Now that the open source initiative has approved Sun Microsystems Inc.s Common Development and Distribution License, which paves the way for the company to release Solaris as open source, officials are looking at using the license to open its Java Enterprise System as well.
Sources close to the Santa Clara, Calif., company said Sun is considering opening the JES using the CDDL. If that happens, “everything that is built at Sun would pretty much fall under the CDDL,” one source said.
Such a move would have a major impact on Suns partners, customers and the open-source community, since the JES is the foundation for building Java-based applications and services.
Sun officials last week declined to say what the CDDL will be used for, but sources confirmed that Sun plans to use the CDDL initially for Open Solaris, and then will look to apply it to the JES and its technology stack.
Full details on Open Solaris, including its license and the community development and governance models, could be released as early as this week, sources said.
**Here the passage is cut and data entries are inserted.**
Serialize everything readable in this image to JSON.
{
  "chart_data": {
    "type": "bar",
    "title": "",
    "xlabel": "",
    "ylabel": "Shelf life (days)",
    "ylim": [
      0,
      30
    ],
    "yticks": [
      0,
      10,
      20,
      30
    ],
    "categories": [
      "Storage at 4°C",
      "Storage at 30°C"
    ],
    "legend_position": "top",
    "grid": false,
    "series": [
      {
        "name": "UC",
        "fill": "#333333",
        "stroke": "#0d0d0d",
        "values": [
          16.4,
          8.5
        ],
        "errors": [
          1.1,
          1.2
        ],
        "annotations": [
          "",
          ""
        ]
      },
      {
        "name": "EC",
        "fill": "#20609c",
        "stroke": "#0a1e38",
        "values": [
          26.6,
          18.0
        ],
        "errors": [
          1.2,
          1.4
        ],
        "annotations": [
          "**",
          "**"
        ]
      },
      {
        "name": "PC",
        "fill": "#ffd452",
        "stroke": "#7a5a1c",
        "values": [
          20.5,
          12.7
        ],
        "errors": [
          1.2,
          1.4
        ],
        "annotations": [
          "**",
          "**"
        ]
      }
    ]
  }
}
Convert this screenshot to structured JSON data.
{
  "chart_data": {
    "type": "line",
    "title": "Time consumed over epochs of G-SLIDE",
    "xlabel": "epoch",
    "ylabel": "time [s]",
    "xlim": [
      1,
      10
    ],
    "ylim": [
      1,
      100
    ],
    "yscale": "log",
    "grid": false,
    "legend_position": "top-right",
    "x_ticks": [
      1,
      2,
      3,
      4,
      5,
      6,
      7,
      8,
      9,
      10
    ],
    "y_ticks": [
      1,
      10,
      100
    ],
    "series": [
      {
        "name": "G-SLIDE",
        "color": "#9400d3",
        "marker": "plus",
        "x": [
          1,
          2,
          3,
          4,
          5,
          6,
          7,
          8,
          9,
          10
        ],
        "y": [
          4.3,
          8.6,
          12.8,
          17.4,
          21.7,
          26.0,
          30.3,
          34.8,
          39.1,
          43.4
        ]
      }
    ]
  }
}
Con Zymaris, CEO of Cybersource Pty. Ltd., a Linux and open-source solutions company in Melbourne, Australia, said opening Solaris does not go far enough. “Open-source development now has far more momentum around the world than Java development,” Zymaris said. “Sun can do everyone a favor by either open-sourcing Java or removing the encumbrances to allowing others to produce an open-source variant. Either approach will reignite momentum behind that platform.”
Stacey Quandt, an analyst at research company Robert Frances Group Inc., of Westport, Conn., questioned the rationale for opening JES, saying that while the possibility exists that Sun will use the CDDL as the standard open-source license for JES, “they are making money from it, so there is no reason at present to open-source it or any of the other software up the stack.”
“That totally misses the fundamental shift in the software industry—its like saying Google shouldnt be free or they wont be able to make money,” countered Jonathan Schwartz, Suns president and chief operating officer.
“In fact, the more people taking advantage of Googles free service, the more attractive their business model. Same with us—the more users there are, the more opportunity there is for service contracts, systems sales, JES licenses, storage and hooking into our grid,” Schwartz said. “For us, open source is capitalism and a business opportunity at its very best.”
Sun will also be donating the CDDL to the community. “The MPL [Mozilla Public License] is by far the most popular license out there—remember, Firefox [The Mozilla Organizations Web browser] is built on it—so any allusion that its not as good as GPL [General Public License] is hooey,” one source said.
Quandt said that while it is true that the potential licensing of Solaris under the CDDL would prevent the operating system from being combined with files licensed under the GPL, this ignores the fact that many breakthrough technologies in Solaris 10, such as DTrace and the ZetaByte file system, would become open-source solutions and could drive innovations.
To succeed in the escalating open-source wars, Sun needs to get its customers to see Solaris 10 as a means toward transparency, standards and improved price/ performance without the trade-offs found in Linux features and functionality, according to Quandt.
“The CDDL for Solaris is one step in this direction,” Quandt said. “At a time when customers are reassessing their commitment to Hewlett-Packard Co. and IBM is advancing Linux on its family of Power5 systems, Sun has an opportunity to use open-source Solaris to capture a leadership position within the open-source community.”
“OSIs approval of the CDDL will enable Sun to draw a line in the sand between open source and Linux,” Quandt said.